Inspections, Compliance, Enforcement, and Criminal Investigations

Huvepharma Inc 6/13/13


Department of Health and Human Services logoDepartment of Health and Human Services

Public Health Service
Food and Drug Administration

Kansas City District
Southwest Region
8050 Marshall Drive, Suite 206
Lenexa, Kansas 66214
Telephone: (913) 495-5100


June 13, 2013



Ref.- 2013-10

Glen Wilkinson, President
Huvepharma, Inc.
525 Westpark Dr.
Peachtree City, GA 30269

Dear Mr. Wilkinson:

An inspection conducted by the U.S. Food and Drug Administration (FDA) of your firm, Huvepharma, located at 3360 Maury Ave., St. Louis, MO 63116-2029, between February 14 and 28,2013, found significant deviations from FDA regulations for Current Good Manufacturing Practice (cGMP) for Type A medicated articles, Title 21, Code of Federal Regulations, Part 226 (21 CFR Part 226). Such deviations cause Type A medicated articles manufactured, processed, packed, or held at this facility to be adulterated within the meaning of section 501(a)(2)(B) [21 USC 351(a)(2)(B)] of the Federal Food, Drug, and Cosmetic Act (the Act). You may find the Act and FDA's regulations through links in FDA's home page at

We acknowledge receipt of your letter dated March 11, 2013, explaining the steps you have initiated in response to the Form FDA-483 issued on February 28, 2013. We will verify adequacy of these corrective actions during the next inspection.

The following deviations, observed by our investigator during the inspection, cause Type A medicated articles manufactured, processed, packed, or held at your facility to be adulterated:

•    Although you have established potency specifications that apply to incoming active pharmaceutical ingredient (API) that will be used to manufacture Type A medicated articles, as required by 21 CFR 226.58(a), you have not been adhering to these specifications. Specifically, between July 2012 and the date of our inspection, your firm tested (b)(4) lots of API Salinomycin which assayed below your potency specification of (b)(4)%. You used all (b)(4) lots of the subpotent API in manufacturing your Type A medicated article, Sacox 60, adjusting the formulation (b)(4) times. You then distributed the batches in interstate commerce.

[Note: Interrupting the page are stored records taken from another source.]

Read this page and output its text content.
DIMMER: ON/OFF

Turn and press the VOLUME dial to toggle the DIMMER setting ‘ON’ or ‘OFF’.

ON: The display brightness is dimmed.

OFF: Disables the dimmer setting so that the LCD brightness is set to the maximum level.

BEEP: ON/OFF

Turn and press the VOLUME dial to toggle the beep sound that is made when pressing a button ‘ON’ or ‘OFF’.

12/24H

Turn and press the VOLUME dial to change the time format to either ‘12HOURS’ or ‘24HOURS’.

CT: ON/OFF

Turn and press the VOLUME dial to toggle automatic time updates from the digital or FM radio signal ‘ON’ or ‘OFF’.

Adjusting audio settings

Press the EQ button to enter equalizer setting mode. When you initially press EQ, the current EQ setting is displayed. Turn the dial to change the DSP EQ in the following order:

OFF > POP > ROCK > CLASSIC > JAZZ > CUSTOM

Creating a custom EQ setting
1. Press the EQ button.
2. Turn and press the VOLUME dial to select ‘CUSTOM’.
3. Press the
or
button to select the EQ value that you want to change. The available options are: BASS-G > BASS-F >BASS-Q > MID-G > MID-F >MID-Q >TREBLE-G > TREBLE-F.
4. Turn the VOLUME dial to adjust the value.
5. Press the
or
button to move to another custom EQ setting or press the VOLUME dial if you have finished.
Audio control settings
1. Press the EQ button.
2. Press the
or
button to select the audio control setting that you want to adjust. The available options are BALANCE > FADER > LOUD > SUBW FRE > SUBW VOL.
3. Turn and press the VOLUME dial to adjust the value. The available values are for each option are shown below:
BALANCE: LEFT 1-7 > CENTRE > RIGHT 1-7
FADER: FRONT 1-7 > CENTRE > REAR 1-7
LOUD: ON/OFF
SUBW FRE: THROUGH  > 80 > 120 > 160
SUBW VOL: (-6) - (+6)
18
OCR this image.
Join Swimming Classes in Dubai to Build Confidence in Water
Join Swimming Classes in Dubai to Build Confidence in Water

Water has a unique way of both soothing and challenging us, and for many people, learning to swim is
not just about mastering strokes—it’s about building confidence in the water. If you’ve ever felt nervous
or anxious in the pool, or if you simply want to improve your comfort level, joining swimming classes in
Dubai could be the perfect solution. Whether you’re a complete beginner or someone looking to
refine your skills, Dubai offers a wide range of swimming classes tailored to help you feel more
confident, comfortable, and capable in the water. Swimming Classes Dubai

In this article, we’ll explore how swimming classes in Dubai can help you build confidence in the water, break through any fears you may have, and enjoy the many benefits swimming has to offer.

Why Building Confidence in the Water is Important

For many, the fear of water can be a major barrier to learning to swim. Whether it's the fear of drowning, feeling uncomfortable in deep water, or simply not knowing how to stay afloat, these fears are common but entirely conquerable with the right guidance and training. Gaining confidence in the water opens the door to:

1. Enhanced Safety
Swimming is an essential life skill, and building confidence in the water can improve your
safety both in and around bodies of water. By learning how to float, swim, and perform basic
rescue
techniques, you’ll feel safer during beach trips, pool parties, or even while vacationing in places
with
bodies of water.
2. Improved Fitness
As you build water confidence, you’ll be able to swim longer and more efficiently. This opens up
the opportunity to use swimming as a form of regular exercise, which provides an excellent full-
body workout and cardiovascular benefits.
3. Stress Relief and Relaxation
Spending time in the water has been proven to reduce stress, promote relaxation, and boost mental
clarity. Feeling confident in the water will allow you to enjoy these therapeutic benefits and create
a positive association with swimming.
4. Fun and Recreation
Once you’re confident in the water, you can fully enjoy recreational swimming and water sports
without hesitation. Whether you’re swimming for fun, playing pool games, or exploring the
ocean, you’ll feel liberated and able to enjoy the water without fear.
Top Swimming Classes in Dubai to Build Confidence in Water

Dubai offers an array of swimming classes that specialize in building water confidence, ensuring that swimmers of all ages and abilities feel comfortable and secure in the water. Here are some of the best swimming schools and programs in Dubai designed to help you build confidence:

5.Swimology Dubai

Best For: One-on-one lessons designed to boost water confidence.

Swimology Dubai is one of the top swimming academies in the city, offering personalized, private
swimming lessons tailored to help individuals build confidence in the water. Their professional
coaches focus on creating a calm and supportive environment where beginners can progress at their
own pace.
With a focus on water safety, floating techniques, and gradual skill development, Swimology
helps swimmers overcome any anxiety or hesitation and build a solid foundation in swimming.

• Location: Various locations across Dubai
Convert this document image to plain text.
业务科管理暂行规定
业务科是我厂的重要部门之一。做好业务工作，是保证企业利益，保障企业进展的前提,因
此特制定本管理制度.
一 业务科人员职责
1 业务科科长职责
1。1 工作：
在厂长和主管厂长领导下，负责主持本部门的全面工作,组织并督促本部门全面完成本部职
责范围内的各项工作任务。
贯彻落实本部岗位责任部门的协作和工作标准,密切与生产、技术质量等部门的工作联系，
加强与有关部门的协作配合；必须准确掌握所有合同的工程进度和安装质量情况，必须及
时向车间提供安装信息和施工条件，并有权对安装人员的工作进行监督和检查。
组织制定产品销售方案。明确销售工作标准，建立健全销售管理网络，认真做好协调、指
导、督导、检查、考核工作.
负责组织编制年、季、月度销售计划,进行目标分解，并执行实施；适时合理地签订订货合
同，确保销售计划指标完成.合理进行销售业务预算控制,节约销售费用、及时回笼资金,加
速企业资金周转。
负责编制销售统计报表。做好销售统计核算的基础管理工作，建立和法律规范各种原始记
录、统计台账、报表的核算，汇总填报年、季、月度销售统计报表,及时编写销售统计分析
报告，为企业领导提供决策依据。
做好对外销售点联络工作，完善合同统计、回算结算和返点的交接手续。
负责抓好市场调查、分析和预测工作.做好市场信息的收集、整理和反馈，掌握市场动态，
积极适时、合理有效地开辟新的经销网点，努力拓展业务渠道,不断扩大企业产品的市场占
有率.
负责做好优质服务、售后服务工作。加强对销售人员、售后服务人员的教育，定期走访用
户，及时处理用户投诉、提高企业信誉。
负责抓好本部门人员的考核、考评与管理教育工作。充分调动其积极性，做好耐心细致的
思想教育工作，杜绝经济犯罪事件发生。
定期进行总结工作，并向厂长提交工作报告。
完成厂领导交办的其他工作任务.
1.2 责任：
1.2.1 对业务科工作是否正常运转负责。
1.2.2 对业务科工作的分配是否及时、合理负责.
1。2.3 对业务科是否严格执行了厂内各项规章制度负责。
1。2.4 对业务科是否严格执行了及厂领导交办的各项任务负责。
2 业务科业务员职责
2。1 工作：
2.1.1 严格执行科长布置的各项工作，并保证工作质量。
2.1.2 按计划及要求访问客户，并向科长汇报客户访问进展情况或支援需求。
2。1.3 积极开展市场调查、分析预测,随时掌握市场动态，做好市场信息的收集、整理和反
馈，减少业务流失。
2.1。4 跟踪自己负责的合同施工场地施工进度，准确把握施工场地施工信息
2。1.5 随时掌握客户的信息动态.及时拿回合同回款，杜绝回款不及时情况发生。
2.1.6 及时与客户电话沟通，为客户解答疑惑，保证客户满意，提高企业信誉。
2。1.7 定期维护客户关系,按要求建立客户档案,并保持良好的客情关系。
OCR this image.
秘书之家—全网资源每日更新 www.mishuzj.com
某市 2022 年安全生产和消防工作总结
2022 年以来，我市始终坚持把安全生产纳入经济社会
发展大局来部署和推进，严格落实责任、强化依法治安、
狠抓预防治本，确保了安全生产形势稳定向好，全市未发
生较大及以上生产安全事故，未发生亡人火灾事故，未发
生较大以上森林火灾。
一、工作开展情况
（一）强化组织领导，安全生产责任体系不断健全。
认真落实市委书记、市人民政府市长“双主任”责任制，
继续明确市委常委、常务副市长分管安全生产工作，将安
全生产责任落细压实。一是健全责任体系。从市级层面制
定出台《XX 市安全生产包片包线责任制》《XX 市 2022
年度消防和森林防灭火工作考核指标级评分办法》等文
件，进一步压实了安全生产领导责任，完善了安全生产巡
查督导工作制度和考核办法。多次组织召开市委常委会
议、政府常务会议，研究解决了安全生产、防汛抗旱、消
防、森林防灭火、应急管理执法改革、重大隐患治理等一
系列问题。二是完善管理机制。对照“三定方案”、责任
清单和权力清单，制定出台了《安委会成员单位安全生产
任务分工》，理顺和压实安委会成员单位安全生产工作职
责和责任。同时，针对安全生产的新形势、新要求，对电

In your March 11, 2013 response to the Form FDA-483, you state that the raw material specification submitted to CVM on (b)(4) provides that salinomycin content should be approximately (b)(4)% and that the amount of calcium carbonate is to be adjusted when the salinomycin assay is less than or greater than (b)(4)%. However, the raw material specification to which you refer was superseded by the raw material specification you submitted in your supplemental application of (b)(4), which calls for a potency specification of (b)(4) % for API received from the supplier of the API at issue.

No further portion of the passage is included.